The opinion of the court was delivered by: BRYANT
Plaintiff has moved for summary judgment against defendant Hogansburg Milk Company, Inc., and for dismissal of its counterclaims. The action was brought against this defendant alone. Upon its motion Aiello Dairy Farms, Inc., Louis Aiello and Alfonso Aiello, doing business as Aiello Brothers, were made third party defendants. The third party defendants are not interested in the motion.
Defendant, Hogansburg Milk Company, Inc., hereinafter referred to as "Hogansburg," was and is a handler of milk as defined in the New York Metropolitan Area Order, known, and herein referred to, as Order No. 27, and is subject to the applicable provisions thereof. Under the provisions of the Order, it is obligated to make monthly payments to the Producer-Settlement Fund, the amount being dependent upon the uses made of the milk. Section 927.7(h) of the Order provides for full payment, on or before the 18th of each month, of any pool debit balance shown on the amount rendered, pursuant to subsection (g), for the preceding month.
Hogansburg sold all, or at least part, of its milk to the third party defendants. These parties do not pay into the producer-settlement fund. Their only subjection to the Order is the right of the Market Administrator to inspect and audit their books for the purpose of checking the ultimate utilization and disposition of the Hogansburg milk.
The Aiello corporation and partnership furnished to Hogansburg monthly a certificate stating the utilization of the milk purchased, and Hogansburg paid the Market Administrator, for the producer-settlement fund, on the basis of such reported utilization.
The Market Administrator, pursuant to Section 927.7(g) of the Order, computed, on the basis of reports submitted by Hogansburg, the amount due to the fund and determined that defendant Hogansburg Milk Company, Inc., owed said fund, in addition to sums paid, various amounts totalling $2,453.70. He also determined that Hogansburg owed on its pro rata share of the expenses of administering the Order (Sec. 927.8) various sums totalling $160.50. Also, after examination of the Aiello books, he determined that Hogansburg owed said fund additional amounts totalling $2,190.94, which, according to Sec. 927.7(j) of the Order, is payable within five days after demand. Statements for these debit balances were rendered and Hogansburg has failed and refused to pay the same.

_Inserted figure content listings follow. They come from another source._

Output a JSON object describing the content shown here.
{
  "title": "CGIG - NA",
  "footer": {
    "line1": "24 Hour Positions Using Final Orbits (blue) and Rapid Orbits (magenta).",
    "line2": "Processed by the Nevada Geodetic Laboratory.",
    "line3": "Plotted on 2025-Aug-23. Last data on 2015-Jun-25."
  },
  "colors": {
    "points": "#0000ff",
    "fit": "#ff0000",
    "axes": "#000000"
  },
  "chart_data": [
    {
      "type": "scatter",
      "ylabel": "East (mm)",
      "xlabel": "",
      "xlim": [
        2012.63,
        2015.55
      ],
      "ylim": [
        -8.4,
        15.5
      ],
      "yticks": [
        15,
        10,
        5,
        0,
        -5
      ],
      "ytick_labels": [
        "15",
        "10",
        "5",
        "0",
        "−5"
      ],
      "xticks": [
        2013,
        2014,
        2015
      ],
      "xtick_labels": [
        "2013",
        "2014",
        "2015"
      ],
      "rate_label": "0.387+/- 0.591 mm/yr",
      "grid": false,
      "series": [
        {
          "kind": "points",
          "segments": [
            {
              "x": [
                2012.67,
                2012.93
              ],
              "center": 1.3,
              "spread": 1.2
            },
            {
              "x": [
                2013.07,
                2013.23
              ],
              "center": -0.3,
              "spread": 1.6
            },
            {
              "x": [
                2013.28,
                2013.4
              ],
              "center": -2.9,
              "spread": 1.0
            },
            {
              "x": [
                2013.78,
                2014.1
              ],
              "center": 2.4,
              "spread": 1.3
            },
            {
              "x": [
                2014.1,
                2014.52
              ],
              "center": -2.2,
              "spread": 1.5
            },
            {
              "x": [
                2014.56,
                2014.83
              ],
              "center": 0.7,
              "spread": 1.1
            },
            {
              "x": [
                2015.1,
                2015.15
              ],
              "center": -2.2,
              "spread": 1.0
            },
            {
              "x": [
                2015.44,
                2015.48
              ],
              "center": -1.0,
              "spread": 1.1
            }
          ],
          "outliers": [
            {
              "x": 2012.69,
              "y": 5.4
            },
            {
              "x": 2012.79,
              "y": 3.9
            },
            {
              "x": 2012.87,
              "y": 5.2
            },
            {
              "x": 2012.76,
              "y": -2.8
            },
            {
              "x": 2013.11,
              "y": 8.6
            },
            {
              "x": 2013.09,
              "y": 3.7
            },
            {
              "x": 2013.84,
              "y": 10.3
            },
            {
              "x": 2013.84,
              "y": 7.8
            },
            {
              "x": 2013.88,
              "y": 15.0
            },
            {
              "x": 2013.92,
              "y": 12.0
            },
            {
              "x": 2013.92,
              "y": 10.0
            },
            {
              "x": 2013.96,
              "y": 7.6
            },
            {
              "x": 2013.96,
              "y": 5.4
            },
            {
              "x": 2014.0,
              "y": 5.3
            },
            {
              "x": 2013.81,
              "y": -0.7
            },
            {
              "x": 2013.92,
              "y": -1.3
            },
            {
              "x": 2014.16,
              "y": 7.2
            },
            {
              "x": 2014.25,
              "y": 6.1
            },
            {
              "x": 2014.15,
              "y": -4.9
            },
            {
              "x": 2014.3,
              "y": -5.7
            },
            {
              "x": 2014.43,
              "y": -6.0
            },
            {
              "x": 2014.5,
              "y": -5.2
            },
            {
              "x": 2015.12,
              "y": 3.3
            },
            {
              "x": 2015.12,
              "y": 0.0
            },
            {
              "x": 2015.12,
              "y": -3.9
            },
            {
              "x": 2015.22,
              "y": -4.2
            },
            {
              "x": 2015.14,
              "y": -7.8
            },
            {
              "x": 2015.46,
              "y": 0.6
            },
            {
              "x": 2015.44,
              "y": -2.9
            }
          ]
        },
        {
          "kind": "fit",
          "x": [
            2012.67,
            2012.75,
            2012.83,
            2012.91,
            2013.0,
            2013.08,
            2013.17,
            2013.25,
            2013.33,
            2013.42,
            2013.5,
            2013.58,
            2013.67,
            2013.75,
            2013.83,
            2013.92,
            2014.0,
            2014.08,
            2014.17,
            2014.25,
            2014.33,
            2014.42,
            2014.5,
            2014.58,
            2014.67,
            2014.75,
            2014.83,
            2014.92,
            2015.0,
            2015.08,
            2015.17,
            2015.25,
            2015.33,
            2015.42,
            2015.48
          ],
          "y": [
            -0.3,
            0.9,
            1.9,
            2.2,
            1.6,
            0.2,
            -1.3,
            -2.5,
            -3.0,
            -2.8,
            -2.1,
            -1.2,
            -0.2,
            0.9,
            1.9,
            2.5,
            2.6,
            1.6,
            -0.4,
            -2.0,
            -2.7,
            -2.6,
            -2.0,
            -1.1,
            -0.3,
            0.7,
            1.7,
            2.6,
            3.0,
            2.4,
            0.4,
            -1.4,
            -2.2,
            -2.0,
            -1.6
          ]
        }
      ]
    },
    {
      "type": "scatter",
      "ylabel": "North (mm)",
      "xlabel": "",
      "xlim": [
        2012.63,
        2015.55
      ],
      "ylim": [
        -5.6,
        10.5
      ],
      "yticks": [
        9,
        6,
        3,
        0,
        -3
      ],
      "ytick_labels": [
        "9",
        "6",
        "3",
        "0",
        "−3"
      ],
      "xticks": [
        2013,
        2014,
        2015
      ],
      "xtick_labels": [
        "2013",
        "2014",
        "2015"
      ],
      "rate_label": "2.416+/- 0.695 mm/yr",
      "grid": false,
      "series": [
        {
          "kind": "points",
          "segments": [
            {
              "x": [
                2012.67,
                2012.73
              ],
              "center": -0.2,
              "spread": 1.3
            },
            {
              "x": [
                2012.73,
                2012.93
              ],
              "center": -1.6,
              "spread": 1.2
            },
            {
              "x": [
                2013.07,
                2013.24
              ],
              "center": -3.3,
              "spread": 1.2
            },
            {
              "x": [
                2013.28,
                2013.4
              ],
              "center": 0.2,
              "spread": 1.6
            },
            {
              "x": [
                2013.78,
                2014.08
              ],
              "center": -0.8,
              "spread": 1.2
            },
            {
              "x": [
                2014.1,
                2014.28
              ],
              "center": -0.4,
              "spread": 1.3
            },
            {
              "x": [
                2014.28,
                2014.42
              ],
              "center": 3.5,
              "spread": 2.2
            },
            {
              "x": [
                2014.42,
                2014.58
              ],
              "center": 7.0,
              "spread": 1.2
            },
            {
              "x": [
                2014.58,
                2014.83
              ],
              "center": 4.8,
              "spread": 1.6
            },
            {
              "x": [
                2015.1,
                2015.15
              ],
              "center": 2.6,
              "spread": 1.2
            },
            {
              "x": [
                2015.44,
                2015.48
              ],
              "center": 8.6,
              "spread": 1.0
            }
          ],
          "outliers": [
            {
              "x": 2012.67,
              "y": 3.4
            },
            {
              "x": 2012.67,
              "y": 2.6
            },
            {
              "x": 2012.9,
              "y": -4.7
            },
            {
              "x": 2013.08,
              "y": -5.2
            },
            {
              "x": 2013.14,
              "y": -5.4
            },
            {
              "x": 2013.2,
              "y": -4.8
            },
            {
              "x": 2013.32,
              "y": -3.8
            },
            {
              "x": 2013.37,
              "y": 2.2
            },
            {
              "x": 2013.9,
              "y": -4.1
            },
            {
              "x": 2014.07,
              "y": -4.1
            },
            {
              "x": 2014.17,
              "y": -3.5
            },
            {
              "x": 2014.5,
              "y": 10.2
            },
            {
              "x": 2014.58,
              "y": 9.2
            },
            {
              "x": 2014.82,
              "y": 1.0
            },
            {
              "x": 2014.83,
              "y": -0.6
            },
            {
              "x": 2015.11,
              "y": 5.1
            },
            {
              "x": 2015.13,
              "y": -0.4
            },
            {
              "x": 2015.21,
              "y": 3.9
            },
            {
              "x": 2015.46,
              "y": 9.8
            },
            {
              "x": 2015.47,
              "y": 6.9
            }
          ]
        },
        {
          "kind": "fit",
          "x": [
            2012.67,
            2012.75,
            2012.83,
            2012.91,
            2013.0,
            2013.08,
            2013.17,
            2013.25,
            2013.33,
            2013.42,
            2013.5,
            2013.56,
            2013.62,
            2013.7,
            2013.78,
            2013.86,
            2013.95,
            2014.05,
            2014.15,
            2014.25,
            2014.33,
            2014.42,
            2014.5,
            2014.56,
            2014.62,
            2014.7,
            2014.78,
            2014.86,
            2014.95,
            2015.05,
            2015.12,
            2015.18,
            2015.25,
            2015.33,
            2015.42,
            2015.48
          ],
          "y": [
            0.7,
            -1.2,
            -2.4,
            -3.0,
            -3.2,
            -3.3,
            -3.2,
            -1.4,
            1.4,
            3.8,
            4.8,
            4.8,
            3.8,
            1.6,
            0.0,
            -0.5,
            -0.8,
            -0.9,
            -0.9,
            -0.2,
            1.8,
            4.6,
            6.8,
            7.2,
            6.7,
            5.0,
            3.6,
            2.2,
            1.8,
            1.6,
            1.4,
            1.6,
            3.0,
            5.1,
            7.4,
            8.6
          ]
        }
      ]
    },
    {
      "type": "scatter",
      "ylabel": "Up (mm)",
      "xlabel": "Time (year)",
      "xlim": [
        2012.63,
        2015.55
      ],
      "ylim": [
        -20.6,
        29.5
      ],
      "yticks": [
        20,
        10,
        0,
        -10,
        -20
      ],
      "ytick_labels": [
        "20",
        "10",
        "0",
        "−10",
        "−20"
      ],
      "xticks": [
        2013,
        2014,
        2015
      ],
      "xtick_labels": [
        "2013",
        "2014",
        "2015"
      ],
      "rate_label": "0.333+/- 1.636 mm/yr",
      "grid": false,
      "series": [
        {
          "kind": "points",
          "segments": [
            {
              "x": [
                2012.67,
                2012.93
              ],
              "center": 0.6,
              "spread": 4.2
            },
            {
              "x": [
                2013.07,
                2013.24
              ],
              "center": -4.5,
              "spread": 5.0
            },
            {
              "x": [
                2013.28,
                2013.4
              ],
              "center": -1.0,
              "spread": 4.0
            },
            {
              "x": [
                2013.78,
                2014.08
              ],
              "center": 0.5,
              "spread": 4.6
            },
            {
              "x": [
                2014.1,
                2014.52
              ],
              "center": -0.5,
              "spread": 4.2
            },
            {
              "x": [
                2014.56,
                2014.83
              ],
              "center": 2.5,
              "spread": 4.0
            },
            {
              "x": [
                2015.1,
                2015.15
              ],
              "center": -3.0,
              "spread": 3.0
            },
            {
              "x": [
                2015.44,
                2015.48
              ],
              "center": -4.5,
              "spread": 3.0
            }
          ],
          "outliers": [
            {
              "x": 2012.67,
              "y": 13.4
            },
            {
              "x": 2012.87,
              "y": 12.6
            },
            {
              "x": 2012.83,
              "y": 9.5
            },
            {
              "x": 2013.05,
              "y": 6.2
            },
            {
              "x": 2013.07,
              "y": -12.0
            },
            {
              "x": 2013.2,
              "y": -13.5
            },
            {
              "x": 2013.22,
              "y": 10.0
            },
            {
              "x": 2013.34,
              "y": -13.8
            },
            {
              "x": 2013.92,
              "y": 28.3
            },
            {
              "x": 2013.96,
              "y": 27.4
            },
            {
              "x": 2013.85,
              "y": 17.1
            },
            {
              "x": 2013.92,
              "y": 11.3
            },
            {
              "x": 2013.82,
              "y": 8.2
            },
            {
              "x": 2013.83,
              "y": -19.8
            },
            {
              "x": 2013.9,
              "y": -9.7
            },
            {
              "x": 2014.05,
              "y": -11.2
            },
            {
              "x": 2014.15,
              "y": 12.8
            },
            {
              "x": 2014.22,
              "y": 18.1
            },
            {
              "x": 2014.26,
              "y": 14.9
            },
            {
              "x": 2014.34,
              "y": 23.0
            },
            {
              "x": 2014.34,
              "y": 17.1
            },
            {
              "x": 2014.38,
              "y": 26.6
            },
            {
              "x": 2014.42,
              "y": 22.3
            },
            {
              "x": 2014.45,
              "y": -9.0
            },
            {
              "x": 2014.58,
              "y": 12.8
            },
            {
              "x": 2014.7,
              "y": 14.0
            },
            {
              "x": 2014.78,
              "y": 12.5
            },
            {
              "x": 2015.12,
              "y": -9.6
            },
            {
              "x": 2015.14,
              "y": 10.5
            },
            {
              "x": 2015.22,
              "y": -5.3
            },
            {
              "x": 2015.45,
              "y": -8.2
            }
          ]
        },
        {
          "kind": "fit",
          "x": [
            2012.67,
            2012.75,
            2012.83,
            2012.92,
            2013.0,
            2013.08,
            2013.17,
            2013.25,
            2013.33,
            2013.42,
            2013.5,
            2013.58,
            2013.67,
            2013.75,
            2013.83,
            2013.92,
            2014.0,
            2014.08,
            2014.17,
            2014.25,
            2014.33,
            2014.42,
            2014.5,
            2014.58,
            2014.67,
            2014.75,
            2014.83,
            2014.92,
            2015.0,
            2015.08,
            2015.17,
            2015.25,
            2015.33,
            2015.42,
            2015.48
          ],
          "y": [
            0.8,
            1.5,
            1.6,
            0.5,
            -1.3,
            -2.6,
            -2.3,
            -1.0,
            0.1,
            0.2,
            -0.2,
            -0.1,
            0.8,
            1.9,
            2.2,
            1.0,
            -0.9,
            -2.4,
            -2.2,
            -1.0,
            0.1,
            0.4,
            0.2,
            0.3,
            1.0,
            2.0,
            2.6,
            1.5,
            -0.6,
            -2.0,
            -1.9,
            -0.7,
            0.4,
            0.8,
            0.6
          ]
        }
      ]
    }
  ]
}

Plaintiff, in this action, seeks a mandatory injunction commanding defendant Hogansburg Milk Company, Inc., to comply fully with the provisions of the Order and particularly to pay to the Market Administrator for the producer-settlement fund the amounts above stated. The complaint also asks for a permanent injunction restraining Hogansburg and all persons acting for or under it, from handling milk in violation of the Order and commanding compliance therewith. Defendant, by answer, admits refusal to pay; denies indebtedness; and alleges payment of all sums lawfully due.
Plaintiff's contention that the defendant's alleged defenses, which in reality are simply denials of the correctness of the Administrator's determination, cannot be considered in an enforcement action is well grounded. The Act in Sec. 608c(15) provides for a complete and exclusive administrative remedy, including judicial review. This remedy must be exhausted before defendant can come into Court. LaVerne Co-op. Citrus Ass'n et al. v. United States, 9 Cir., 143 F.2d 415.
Defendant, by answer, has set up two counterclaims. In one it seeks recovery for monies alleged to have been incorrectly paid into the producer-settlement fund. In the other it seeks recovery of milk subsidies claimed to have been withheld.
The counterclaims should be stricken because administrative remedies have not been exhausted. Bradley v. City of Richmond, 227 U.S. 477, 33 S. Ct. 318, 57 L. Ed. 603. Moreover, the Court is without jurisdiction because the United States has not given consent to be sued directly or by counterclaim for the reliefs asked. With jurisdiction, the counterclaim must fall because of defendant's failure to comply with Sec. 774, 28 U.S.C.A.